Les protestants ressentent depuis longtemps une saine méfiance à l’égard de la mystique. Le protestantisme se tourne bien plus vers la parole que vers l’expérience. En ces temps où la parole ressemble beaucoup plus à un instrument de domination, avec des images mentales injustes et trompeuses, la Parole attire beaucoup moins. Aussi la prédication est-elle devenue un véhicule délicat. Tout est critiqué et tout particulièrement les pratiques et les idées religieuses. On approche la Bible et la tradition avec une attitude critique, tandis qu’on conforte le grand néant avec un entêtement inversement proportionnel. Ceux que ces affirmations et ces négations ne satisfont pas cherchent un soulagement dans des méthodes alternatives pour trouver le repos et l’harmonie. Nous nous avançons alors sur le terrain du New Age, où apparaissent beaucoup de formes plus ou moins nouvelles de méditation et de prière (silencieuse). Nous pouvons tous les jours nous documenter sur les bienfaits de la méditation en pleine conscience, du yoga, et de la méditation zen. Une nouvelle forme de pensée positive bariolée domine cette nouvelle tendance au bonheur, avec ses festivals, ses boutiques web, ses magazines et même ses applications. Les jeunes sont en recherche du flow, à tellement se fondre dans ce qu’ils font que tout finit par s’estomper.

Si maintenant nous jetons un regard rétrospectif et que nous comparons les phénomènes qui ont émergé ces deux dernières décennies avec le développement historique de notre culture, nous pouvons sans peine voir qu’à mesure qu’on resserrait le carcan social, l’attirance pour la mystique et l’évasion mentale augmentait. Mais il y a plus. Cette dialectique culturelle se déployait aussi dans la vie personnelle, en vous et moi. Plus l’exigence d’efficacité s’impose à nous, moins nous nous sentons en mesure de lui donner complètement satisfaction par nos prestations. La quantité des buts que nous nous fixons et l’acharnement avec lequel nous les poursuivons nous préoccupent à tel point que cette injonction à obtenir satisfaction et à jouir nous plonge dans l’angoisse. Nous redoutons de ne pas y arriver, de tirer trop court ou d’échouer et nous donnons un coup de collier supplémentaire. Nous ne pouvons pas vivre dans une tension permanente, nous ne pouvons plus nous engager dans rien et nous tombons dans une sorte d’anémie affective. Si cela persiste cela mène au découragement, à l’épuisement et au burn-out. Tout ce qui peut nous apprendre à lâcher prise et à déstresser est bienvenu : mindfulness et flowtherapie apportent une réponse. On apprend à accéder à la plénitude et cela sans conséquence lucrative, simplement pour soi-même.
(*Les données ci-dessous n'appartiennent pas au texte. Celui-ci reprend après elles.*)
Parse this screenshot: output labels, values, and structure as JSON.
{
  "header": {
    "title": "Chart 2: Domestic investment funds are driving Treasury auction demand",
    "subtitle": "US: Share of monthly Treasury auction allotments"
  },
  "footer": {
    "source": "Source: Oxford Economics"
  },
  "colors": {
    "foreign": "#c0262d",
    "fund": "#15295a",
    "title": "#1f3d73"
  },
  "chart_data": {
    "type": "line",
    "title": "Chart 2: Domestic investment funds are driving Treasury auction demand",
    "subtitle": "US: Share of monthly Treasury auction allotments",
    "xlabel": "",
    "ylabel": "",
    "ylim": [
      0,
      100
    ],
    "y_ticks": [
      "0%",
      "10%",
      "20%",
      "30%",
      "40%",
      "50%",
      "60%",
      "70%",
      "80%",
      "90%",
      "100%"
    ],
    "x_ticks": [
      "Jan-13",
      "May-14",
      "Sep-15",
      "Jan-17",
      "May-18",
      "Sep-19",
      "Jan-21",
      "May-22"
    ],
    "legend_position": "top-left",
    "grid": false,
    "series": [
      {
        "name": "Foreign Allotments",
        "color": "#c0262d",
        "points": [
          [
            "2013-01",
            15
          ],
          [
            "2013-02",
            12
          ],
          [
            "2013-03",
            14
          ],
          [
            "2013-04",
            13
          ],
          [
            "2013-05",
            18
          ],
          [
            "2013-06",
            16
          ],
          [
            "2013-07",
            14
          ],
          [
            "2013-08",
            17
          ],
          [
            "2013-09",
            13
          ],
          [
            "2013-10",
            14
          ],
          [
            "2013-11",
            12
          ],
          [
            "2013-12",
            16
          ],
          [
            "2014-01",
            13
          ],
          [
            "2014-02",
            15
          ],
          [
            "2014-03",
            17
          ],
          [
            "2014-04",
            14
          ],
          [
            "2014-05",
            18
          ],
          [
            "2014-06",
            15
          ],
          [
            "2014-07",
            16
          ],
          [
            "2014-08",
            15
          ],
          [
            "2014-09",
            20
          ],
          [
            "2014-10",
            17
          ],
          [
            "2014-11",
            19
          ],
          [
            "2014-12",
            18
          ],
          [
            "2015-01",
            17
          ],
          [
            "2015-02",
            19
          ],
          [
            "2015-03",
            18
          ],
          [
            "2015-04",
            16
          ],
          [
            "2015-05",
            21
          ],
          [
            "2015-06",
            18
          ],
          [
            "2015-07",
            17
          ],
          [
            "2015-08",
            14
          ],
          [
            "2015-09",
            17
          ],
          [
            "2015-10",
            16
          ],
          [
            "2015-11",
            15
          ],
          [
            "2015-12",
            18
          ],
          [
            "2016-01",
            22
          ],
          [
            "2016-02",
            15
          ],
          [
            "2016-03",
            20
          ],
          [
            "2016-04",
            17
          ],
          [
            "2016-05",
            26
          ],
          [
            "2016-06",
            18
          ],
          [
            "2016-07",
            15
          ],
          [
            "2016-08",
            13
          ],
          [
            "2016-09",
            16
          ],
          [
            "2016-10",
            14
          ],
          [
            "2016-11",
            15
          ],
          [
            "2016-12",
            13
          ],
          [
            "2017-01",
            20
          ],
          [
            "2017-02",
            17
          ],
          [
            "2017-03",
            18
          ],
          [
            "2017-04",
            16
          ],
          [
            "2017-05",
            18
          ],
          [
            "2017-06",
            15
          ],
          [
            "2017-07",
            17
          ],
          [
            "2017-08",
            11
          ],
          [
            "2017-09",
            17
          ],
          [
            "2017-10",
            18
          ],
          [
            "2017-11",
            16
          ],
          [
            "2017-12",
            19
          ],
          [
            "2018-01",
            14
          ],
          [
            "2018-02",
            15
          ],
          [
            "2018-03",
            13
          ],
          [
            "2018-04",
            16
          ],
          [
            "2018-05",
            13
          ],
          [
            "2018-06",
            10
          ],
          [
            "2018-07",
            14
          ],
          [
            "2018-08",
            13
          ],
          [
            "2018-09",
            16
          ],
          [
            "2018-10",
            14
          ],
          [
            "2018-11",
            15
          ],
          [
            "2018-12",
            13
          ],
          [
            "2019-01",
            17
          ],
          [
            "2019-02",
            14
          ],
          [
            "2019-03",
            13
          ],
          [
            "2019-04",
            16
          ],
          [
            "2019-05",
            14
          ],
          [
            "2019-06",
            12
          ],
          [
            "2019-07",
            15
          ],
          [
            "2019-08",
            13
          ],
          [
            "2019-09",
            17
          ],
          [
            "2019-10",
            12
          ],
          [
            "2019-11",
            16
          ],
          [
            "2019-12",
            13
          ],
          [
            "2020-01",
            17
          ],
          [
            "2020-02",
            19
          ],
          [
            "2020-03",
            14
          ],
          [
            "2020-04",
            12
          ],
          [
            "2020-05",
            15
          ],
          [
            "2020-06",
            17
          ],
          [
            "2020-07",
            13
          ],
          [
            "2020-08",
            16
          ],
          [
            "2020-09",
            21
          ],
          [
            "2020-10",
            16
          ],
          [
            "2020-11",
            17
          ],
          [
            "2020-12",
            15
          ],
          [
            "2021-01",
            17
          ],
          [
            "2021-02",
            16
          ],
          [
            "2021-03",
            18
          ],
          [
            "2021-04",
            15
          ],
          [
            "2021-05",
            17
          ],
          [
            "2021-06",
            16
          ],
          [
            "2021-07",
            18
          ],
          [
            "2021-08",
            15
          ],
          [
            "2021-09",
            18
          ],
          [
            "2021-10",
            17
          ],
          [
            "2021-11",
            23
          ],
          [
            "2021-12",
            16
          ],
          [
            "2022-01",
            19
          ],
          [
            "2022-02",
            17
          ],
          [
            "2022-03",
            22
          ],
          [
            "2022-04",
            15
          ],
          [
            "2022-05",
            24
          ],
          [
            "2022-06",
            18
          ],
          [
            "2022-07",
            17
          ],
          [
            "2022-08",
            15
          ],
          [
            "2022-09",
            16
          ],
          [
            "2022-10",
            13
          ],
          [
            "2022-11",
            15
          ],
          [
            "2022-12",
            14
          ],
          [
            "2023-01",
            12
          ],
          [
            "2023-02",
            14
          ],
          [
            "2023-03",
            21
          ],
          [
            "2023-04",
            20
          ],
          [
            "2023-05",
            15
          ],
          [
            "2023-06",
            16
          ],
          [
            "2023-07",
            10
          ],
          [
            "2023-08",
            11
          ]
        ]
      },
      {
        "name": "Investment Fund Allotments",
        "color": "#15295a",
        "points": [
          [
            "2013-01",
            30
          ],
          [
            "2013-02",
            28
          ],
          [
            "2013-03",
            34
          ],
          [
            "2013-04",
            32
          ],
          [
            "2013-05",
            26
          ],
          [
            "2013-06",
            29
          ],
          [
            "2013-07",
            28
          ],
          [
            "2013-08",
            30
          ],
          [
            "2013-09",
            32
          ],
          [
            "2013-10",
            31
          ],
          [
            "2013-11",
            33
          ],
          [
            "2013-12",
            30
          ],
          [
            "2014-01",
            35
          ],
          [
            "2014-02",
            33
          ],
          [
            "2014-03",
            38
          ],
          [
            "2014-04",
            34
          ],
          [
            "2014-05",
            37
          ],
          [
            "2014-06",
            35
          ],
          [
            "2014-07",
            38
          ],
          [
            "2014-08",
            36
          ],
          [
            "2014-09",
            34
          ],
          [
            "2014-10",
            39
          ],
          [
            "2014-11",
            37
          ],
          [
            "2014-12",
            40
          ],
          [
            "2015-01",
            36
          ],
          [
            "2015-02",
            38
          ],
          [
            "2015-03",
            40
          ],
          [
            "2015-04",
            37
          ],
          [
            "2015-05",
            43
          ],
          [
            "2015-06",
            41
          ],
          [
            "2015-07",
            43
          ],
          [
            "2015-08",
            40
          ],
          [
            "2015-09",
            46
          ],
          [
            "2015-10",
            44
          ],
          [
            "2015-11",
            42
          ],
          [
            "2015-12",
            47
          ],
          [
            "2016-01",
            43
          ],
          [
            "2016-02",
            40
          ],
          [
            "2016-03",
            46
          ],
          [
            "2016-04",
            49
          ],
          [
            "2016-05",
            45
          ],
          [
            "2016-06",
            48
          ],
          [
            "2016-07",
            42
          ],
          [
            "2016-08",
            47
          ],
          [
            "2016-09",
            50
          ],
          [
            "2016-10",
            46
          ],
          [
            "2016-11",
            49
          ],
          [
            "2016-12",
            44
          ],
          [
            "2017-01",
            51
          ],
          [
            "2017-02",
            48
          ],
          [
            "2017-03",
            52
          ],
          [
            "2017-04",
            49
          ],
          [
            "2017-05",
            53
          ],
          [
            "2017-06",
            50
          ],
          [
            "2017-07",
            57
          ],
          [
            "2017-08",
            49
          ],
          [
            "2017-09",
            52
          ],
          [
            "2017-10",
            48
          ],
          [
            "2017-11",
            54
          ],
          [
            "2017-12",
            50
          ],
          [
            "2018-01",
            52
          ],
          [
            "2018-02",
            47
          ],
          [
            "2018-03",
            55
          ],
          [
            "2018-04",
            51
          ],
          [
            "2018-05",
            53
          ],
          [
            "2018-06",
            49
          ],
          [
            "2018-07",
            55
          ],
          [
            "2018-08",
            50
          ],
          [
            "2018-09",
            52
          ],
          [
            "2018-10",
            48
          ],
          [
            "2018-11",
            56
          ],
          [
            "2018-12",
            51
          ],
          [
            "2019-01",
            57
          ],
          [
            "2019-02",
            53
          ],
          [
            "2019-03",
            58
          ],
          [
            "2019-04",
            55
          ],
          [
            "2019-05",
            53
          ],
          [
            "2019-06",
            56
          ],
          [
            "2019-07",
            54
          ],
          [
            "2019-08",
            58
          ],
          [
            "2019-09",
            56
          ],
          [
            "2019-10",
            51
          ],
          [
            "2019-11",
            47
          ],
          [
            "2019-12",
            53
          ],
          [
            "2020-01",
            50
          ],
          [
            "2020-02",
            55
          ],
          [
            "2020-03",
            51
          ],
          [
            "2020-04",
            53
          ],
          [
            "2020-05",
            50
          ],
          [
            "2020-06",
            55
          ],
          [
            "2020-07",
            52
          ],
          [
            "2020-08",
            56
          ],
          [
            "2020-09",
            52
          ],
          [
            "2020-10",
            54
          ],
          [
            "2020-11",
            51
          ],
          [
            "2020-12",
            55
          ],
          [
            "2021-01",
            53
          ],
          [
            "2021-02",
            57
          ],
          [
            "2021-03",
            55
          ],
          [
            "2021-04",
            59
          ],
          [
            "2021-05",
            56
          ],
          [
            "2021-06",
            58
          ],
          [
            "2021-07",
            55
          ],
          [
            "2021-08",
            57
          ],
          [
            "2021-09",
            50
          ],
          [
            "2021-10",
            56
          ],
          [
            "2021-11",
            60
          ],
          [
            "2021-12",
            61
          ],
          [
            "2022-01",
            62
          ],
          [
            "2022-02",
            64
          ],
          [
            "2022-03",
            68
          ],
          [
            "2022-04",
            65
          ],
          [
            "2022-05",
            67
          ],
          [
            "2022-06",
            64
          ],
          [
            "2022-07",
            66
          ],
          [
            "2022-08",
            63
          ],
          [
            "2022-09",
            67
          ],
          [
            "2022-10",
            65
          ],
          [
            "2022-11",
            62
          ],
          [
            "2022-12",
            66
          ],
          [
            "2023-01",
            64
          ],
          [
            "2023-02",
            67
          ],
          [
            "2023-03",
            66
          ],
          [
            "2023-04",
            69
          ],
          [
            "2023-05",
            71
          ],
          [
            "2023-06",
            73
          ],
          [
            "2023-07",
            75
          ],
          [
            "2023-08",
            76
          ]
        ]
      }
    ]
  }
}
Si je demande à des amis à quel moment ils parviennent à être tout à fait en repos, le score le plus haut va à l’expérience musicale. Rarement dit-on “pendant un culte”. La prière et la méditation marchent bien aussi. Un ami à moi médite une heure par jour et m’assure qu’il puise son énergie quotidienne dans ce moment de retour sur soi et de paix. C’est au moins un conseil que je peux suivre quand je suis sous pression : fermer les yeux pour trouver le repos et le calme dans le repos. Mais ça ne m’apporte ni bonheur ni énergie. Un bon livre peut me distraire de la réalité. Ça se rapproche du flow, parce que le temps passe et que la réalité s’y concentre le temps de la lecture. Alors, le bonheur pointe son nez. Mais si je cherche encore plus loin et que je tâte le terrain pour trouver une source d’énergie, j’en arrive aux textes méditatifs de la Bible et des traditions chrétiennes ou autres. J’insiste sur le caractère méditatif des textes, parmi lesquels les évangiles tiennent la première place, mais aussi les récits de la Genèse, les prières des Psaumes et les sentences de l’Ecclésiaste. Le De Imitatione Christi ou Also sprach Zarathustra en font aussi partie. La différence entre ces textes et les autres littératures tient dans le tempo de la lecture et l’inéluctable incitation à une réflexion créative qu’ils suscitent à chaque fois. Quelques versets suffisent, un paragraphe, une expression d’une sagesse étincelante, de quoi passer une heure ou deux à réfléchir et à rédiger des notes, esquisser un dessin ou écrire un poème. Alors je suis absorbé par une réalité qui dépasse le quotidien. À la fin, je sais que le temps est passé comme « le souffle d’une brise légère ».

 

Environné de pensées chatoyantes qui frôlent l’éternel, planant par l’esprit comme sur l’aile des mots. Les images et la connaissance inondent l’âme d’une eau vivifiante. Je ne veux rien, mon désir est comblé dans l’instant. Serein, j’éprouve derrière mes yeux fermés le bonheur de ne rien devoir. Simplement le silence accompli, une ouverture sur l’éternité, un clin d’œil de Dieu.

 

Johan Temmerman (Traduction du néerlandais : Richard Bennahmias)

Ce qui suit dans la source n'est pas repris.